My wife and I spent July 4th in Key West, Florida and, after an evening of fireworks, we returned to our hotel for a peaceful night’s sleep. But it didn’t last long. At 2 a.m. we got a call from our adult daughter Katherine, telling us that water was gushing through the walls and ceilings and down the stairs of our house, because of a broken plastic pipe in the upstairs bathroom. She was at the house 11 hours earlier and we don’t know exactly what time the water started flowing but, based on the extensive damage, it was probably several hours before she discovered it and turned off the water.
Nearly four months later, we’re still repairing the damage but, when we had the bathroom vanity, sink and faucets replaced this week, we made sure the plumber used high quality braided stainless steel supply lines so, hopefully, this will never happen again. But we can’t be sure, because, in addition to these lines, there are rubber, plastic or metal hoses and pipes connected to our washing machine, dish washer, water heater and other sinks.
If it ever does happen again when we’re away from the house, we won’t have to rely on our daughter stopping by to spot the problem. Vivint, which offers home security solutions, connected smoke detectors and home automation systems, installed water detectors under our sinks and other areas where leaks can occur. So, if there ever is a water leak in the future, we should know about it in seconds rather than hours. Vivint’s fee range from $50 to $70 a month, depending on equipment and services.
The system consists of small battery operated device with sensors that are activated if a 20th of an inch of water seeps underneath.The sensors communicate via wireless signals to a panel that not only sounds an alarm, but sends a message to my wife and my mobile phones and notifies a dispatch center.
Unlike with Vivint’s door and window sensors and smoke alarms, the company’s dispatch center won’t call the police or fire department but they will attempt to notify me by phone and, if they can’t reach me, they’ll call my wife followed by a list of contacts, including our neighbors who, hopefully, will get the message in time to turn off the main water valve in front of our house before much damage is done.
Fortunately there haven’t been any leaks since I installed the unit, but I did test it by pouring water near the sensor and, after ignoring the local siren from the control panel, I got a call from the dispatch center to notify me of the leak and patiently accept my explanation that it was just a test.

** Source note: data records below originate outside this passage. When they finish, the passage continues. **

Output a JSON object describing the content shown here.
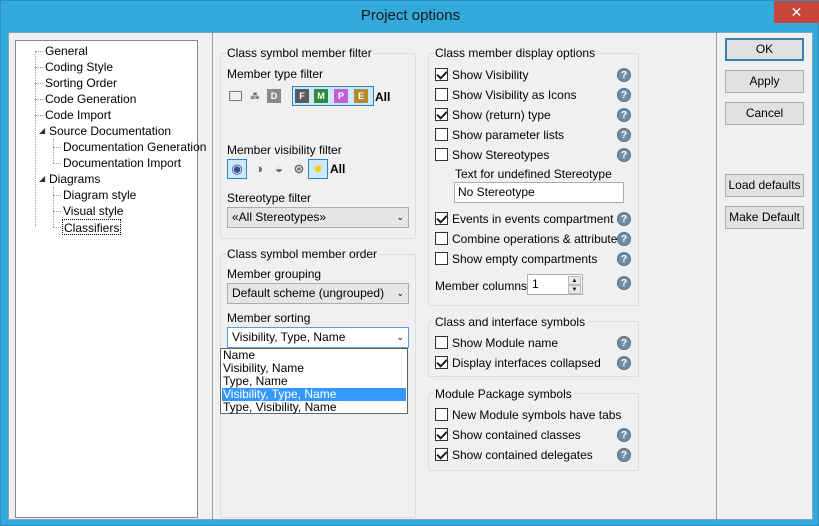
{
  "window": {
    "title": "Project options",
    "close_glyph": "✕"
  },
  "tree": {
    "items": [
      {
        "label": "General"
      },
      {
        "label": "Coding Style"
      },
      {
        "label": "Sorting Order"
      },
      {
        "label": "Code Generation"
      },
      {
        "label": "Code Import"
      },
      {
        "label": "Source Documentation",
        "expanded": true
      },
      {
        "label": "Documentation Generation"
      },
      {
        "label": "Documentation Import"
      },
      {
        "label": "Diagrams",
        "expanded": true
      },
      {
        "label": "Diagram style"
      },
      {
        "label": "Visual style"
      },
      {
        "label": "Classifiers",
        "selected": true
      }
    ],
    "expanded_glyph": "◢"
  },
  "filter": {
    "title": "Class symbol member filter",
    "type_label": "Member type filter",
    "type_icons": [
      {
        "name": "field-icon",
        "glyph": "▭"
      },
      {
        "name": "property-icon",
        "glyph": "⁂"
      },
      {
        "name": "d-icon",
        "glyph": "D",
        "color": "#8a8a8a"
      },
      {
        "name": "f-icon",
        "glyph": "F",
        "color": "#5a5a5a"
      },
      {
        "name": "m-icon",
        "glyph": "M",
        "color": "#2e8b3a"
      },
      {
        "name": "p-icon",
        "glyph": "P",
        "color": "#c060d0"
      },
      {
        "name": "e-icon",
        "glyph": "E",
        "color": "#b58a30"
      }
    ],
    "type_all": "All",
    "visibility_label": "Member visibility filter",
    "visibility_icons": [
      {
        "name": "public-icon",
        "glyph": "◉"
      },
      {
        "name": "protected-icon",
        "glyph": "◑"
      },
      {
        "name": "package-icon",
        "glyph": "◒"
      },
      {
        "name": "private-icon",
        "glyph": "⊛"
      },
      {
        "name": "published-icon",
        "glyph": "●",
        "color": "#f0d000"
      }
    ],
    "visibility_all": "All",
    "stereotype_label": "Stereotype filter",
    "stereotype_value": "«All Stereotypes»"
  },
  "order": {
    "title": "Class symbol member order",
    "grouping_label": "Member grouping",
    "grouping_value": "Default scheme (ungrouped)",
    "sorting_label": "Member sorting",
    "sorting_value": "Visibility, Type, Name",
    "sorting_options": [
      "Name",
      "Visibility, Name",
      "Type, Name",
      "Visibility, Type, Name",
      "Type, Visibility, Name"
    ],
    "sorting_selected_index": 3
  },
  "display": {
    "title": "Class member display options",
    "items": [
      {
        "label": "Show Visibility",
        "checked": true
      },
      {
        "label": "Show Visibility as Icons",
        "checked": false
      },
      {
        "label": "Show (return) type",
        "checked": true
      },
      {
        "label": "Show parameter lists",
        "checked": false
      },
      {
        "label": "Show Stereotypes",
        "checked": false
      }
    ],
    "undefined_label": "Text for undefined Stereotype",
    "undefined_value": "No Stereotype",
    "items2": [
      {
        "label": "Events in events compartment",
        "checked": true
      },
      {
        "label": "Combine operations & attributes",
        "checked": false
      },
      {
        "label": "Show empty compartments",
        "checked": false
      }
    ],
    "columns_label": "Member columns",
    "columns_value": "1"
  },
  "interface": {
    "title": "Class and interface symbols",
    "items": [
      {
        "label": "Show Module name",
        "checked": false
      },
      {
        "label": "Display interfaces collapsed",
        "checked": true
      }
    ]
  },
  "module": {
    "title": "Module Package symbols",
    "items": [
      {
        "label": "New Module symbols have tabs",
        "checked": false
      },
      {
        "label": "Show contained classes",
        "checked": true
      },
      {
        "label": "Show contained delegates",
        "checked": true
      }
    ]
  },
  "buttons": {
    "ok": "OK",
    "apply": "Apply",
    "cancel": "Cancel",
    "load_defaults": "Load defaults",
    "make_default": "Make Default"
  },
  "glyphs": {
    "help": "?",
    "down": "▼",
    "up": "▲",
    "combo": "⌄"
  }
}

I also tried out a $79 Honeywell Lyric Wi-Fi Water Leak and Freeze Detector that connects to your WiFi network and mobile phone to notify you in the event of leaks, freezes, or excess humidity. The unit connects directly to your WiFi network and doesn’t require a hub. If it detects a problem the device itself will sound a local alarm and notify you and a list of other contacts via email, but it won’t make any phone calls to you or a dispatch center.
Another option is a Samsung SmartThings Water Leak Sensor which cost about $37 each, but requires you have a $75 SmartThings Hub somewhere in the house. The sensor gives you an alert on your smartphone if it detects excess water. It can also trigger a light or a siren. The detector is one of many products that work with the SmartThings hub, including switches, bulbs, motion detectors and numerous other smart devices.
The idea for SmartThings came from an experience similar to my flood. In 2011, co-founder Alex Hawkinson’s vacation house in Colorado was heavily damaged because of water damage from frozen pipes. Had Hawkinson known about the problem immediately, he could have prevented much of the damage just as I could have probably saved some my house’s floors and walls if I had known about my leak within seconds rather than hours later.
While the Vivint, Honeywell and SmartThings sensors can notify you or others of a leak, they can’t turn off the water, which means you can still have some serious damage between the time someone is notified and when they can manually shut off the water. But there is a $699 kit from leakSMART that comes with five sensors and an electronic motorized brass water ball valve that connects to your home’s main water supply to turn off your water if a leak is detected. There is also an iOS and Android app that can monitor for water leaks and control your home’s main water supply, but the great part about this system is that it doesn’t require a human to turn off the water.
Monitoring equipment and services vary widely in cost. Some services, like Vivint, charge a monthly fee depending on services and equipment while others involve equipment purchasing only, but typically leave it to up to you to arrange for installation and monitoring. If you purchase equipment that doesn’t come with a monitoring service, check around for third party services like The Monitoring Center or see if the device’s app can notify not only you but a list of friends and neighbors in the event of an emergency.
As a resident of drought-stricken California, I’m grateful for all the water we can get — as long as it stays away from my floors, walls and ceilings.